At the same time, part of the heat flow is radiated from the fins 14, and the temperature of the outer circumference of the heat storage body 11 of the rubber-attached portion is lowered. Since the elastic body 12 can withstand temperatures of approximately 280° C., thermal damage to the elastic body 12 is prevented due to the temperature drop at the outer peripheral portion of the heat storage body 11.

Furthermore, when the heat pipe 16 is provided, the heat pipe 16 facilitates the movement of heat within the fins 14, and the cooling effect of the fins 14 is promoted.

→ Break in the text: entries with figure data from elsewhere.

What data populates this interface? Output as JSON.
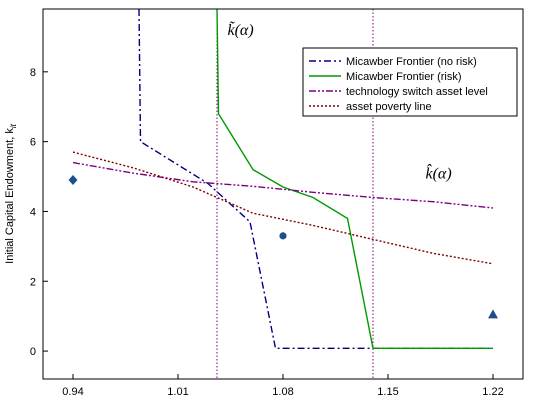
{
  "chart_data": {
    "type": "line",
    "xlabel": "",
    "ylabel": "Initial Capital Endowment, k",
    "ylabel_sub": "it",
    "xlim": [
      0.92,
      1.24
    ],
    "ylim": [
      -0.8,
      9.8
    ],
    "xticks": [
      0.94,
      1.01,
      1.08,
      1.15,
      1.22
    ],
    "xtick_labels": [
      "0.94",
      "1.01",
      "1.08",
      "1.15",
      "1.22"
    ],
    "yticks": [
      0,
      2,
      4,
      6,
      8
    ],
    "ytick_labels": [
      "0",
      "2",
      "4",
      "6",
      "8"
    ],
    "grid": false,
    "legend_position": "top-right",
    "series": [
      {
        "name": "Micawber Frontier (no risk)",
        "color": "#00007f",
        "style": "dashdot",
        "points": [
          [
            0.984,
            9.8
          ],
          [
            0.985,
            6.0
          ],
          [
            1.03,
            4.8
          ],
          [
            1.058,
            3.7
          ],
          [
            1.075,
            0.08
          ],
          [
            1.14,
            0.08
          ],
          [
            1.22,
            0.08
          ]
        ]
      },
      {
        "name": "Micawber Frontier (risk)",
        "color": "#009900",
        "style": "solid",
        "points": [
          [
            1.036,
            9.8
          ],
          [
            1.037,
            6.8
          ],
          [
            1.06,
            5.2
          ],
          [
            1.08,
            4.7
          ],
          [
            1.1,
            4.4
          ],
          [
            1.123,
            3.8
          ],
          [
            1.14,
            0.08
          ],
          [
            1.22,
            0.08
          ]
        ]
      },
      {
        "name": "technology switch asset level",
        "color": "#7f007f",
        "style": "dashdotdot",
        "points": [
          [
            0.94,
            5.4
          ],
          [
            0.98,
            5.1
          ],
          [
            1.02,
            4.85
          ],
          [
            1.06,
            4.72
          ],
          [
            1.1,
            4.55
          ],
          [
            1.14,
            4.4
          ],
          [
            1.18,
            4.28
          ],
          [
            1.22,
            4.1
          ]
        ]
      },
      {
        "name": "asset poverty line",
        "color": "#7f0000",
        "style": "dotted",
        "points": [
          [
            0.94,
            5.7
          ],
          [
            0.98,
            5.25
          ],
          [
            1.02,
            4.7
          ],
          [
            1.06,
            3.95
          ],
          [
            1.1,
            3.6
          ],
          [
            1.14,
            3.2
          ],
          [
            1.18,
            2.8
          ],
          [
            1.22,
            2.5
          ]
        ]
      }
    ],
    "vlines": [
      {
        "x": 1.036,
        "color": "#7f007f"
      },
      {
        "x": 1.14,
        "color": "#7f007f"
      }
    ],
    "markers": [
      {
        "shape": "diamond",
        "x": 0.94,
        "y": 4.9,
        "color": "#1f4e8c"
      },
      {
        "shape": "circle",
        "x": 1.08,
        "y": 3.3,
        "color": "#1f4e8c"
      },
      {
        "shape": "triangle",
        "x": 1.22,
        "y": 1.05,
        "color": "#1f4e8c"
      }
    ],
    "annotations": [
      {
        "text": "k̃(α)",
        "x": 1.043,
        "y": 9.05
      },
      {
        "text": "k̂(α)",
        "x": 1.175,
        "y": 4.95
      }
    ]
  }
}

[Effect of the invention] According to the heat storage body of the heat exchanger for a gas turbine engine of the present invention, grooves are formed radially inward from the outer peripheral surface of the heat storage body over the entire outer circumference of the heat storage body. A heat dissipation fin made of elastic material was fitted into this groove, an elastic body and a rotating ring gear were placed on the high temperature gas outlet side, and a fin was placed on the high temperature gas inlet side, so the elastic body could be attached by the fin. The flow of heat to the part is blocked and a part of the heat is radiated, and the temperature of the part of the heat storage body to which the elastic body is attached falls below the heat resistance temperature of the rubber, and the durability of the elastic body can be improved.
Therefore, damage to the elastic body rubber is eliminated, so that the problem of the ring gear and the elastic body being separated and the heat storage body not rotating can be eliminated. Further, since the fins are made of an elastic material, even if a difference in thermal expansion occurs between the heat storage body and the fins, they will not damage each other. Furthermore, since the grooves are formed all around the outer periphery of the heat storage element, thermal strain in the axial direction of the heat storage element can be alleviated over the entire circumference, and deterioration of the heat storage element can be suppressed. .

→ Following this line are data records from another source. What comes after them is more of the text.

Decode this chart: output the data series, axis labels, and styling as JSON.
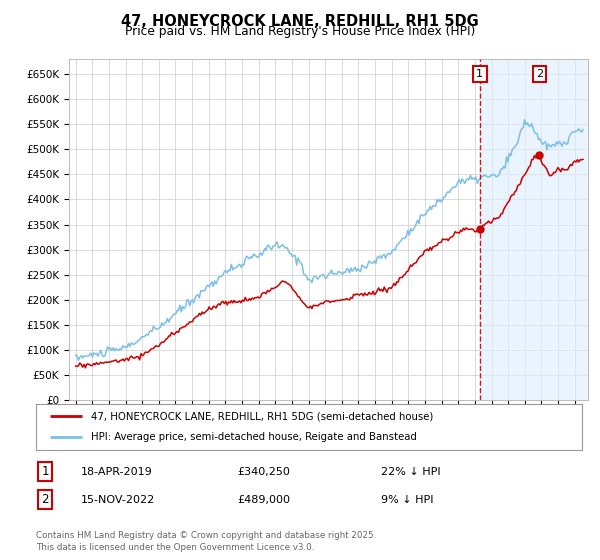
{
  "title": "47, HONEYCROCK LANE, REDHILL, RH1 5DG",
  "subtitle": "Price paid vs. HM Land Registry's House Price Index (HPI)",
  "ylabel_ticks": [
    "£0",
    "£50K",
    "£100K",
    "£150K",
    "£200K",
    "£250K",
    "£300K",
    "£350K",
    "£400K",
    "£450K",
    "£500K",
    "£550K",
    "£600K",
    "£650K"
  ],
  "ylim": [
    0,
    680000
  ],
  "ytick_values": [
    0,
    50000,
    100000,
    150000,
    200000,
    250000,
    300000,
    350000,
    400000,
    450000,
    500000,
    550000,
    600000,
    650000
  ],
  "legend_line1": "47, HONEYCROCK LANE, REDHILL, RH1 5DG (semi-detached house)",
  "legend_line2": "HPI: Average price, semi-detached house, Reigate and Banstead",
  "sale1_date": "18-APR-2019",
  "sale1_price": "£340,250",
  "sale1_hpi": "22% ↓ HPI",
  "sale2_date": "15-NOV-2022",
  "sale2_price": "£489,000",
  "sale2_hpi": "9% ↓ HPI",
  "footer": "Contains HM Land Registry data © Crown copyright and database right 2025.\nThis data is licensed under the Open Government Licence v3.0.",
  "hpi_color": "#7bbfe8",
  "price_color": "#cc0000",
  "bg_color": "#ffffff",
  "grid_color": "#cccccc",
  "highlight_color": "#ddeeff",
  "dashed_color": "#cc0000",
  "sale1_t": 2019.29,
  "sale2_t": 2022.88,
  "sale1_v": 340250,
  "sale2_v": 489000,
  "xstart": 1995.0,
  "xend": 2025.5
}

[Brief explanation of the drawing]

Fig. 1 is a sectional view of a heat storage body of a heat exchanger for a gas turbine engine according to an embodiment of the present invention, Fig. 2 is a schematic sectional view of a conventional heat storage body, and Fig. 3 is an exploded view of a conventional heat exchanger. FIG. 4 is a partially cutaway perspective view of a conventional heat storage body. 11... heat storage body, 12... elastic body, 13... ring gear, 14... fin, 15... groove, 16...
…heat pipe.

Claims (1)

[Scope of utility model registration request] In a heat storage body for a heat exchanger for a gas turbine engine, which has a large number of gas flow passages extending in a direction parallel to the axis and a ring gear for rotational driving is attached to the outer periphery via an elastic body, on the outer periphery of the heat storage body, A groove is formed radially inward from the outer peripheral surface of the heat storage body over the entire outer circumference of the heat storage body, and a heat dissipation fin made of an annular elastic material is fitted into the groove to dissipate high-temperature gas. A heat storage body for a heat exchanger for a gas turbine engine, characterized in that the elastic body and the rotating ring gear are arranged on the outlet side, and the fins are arranged on the inlet side of high-temperature gas.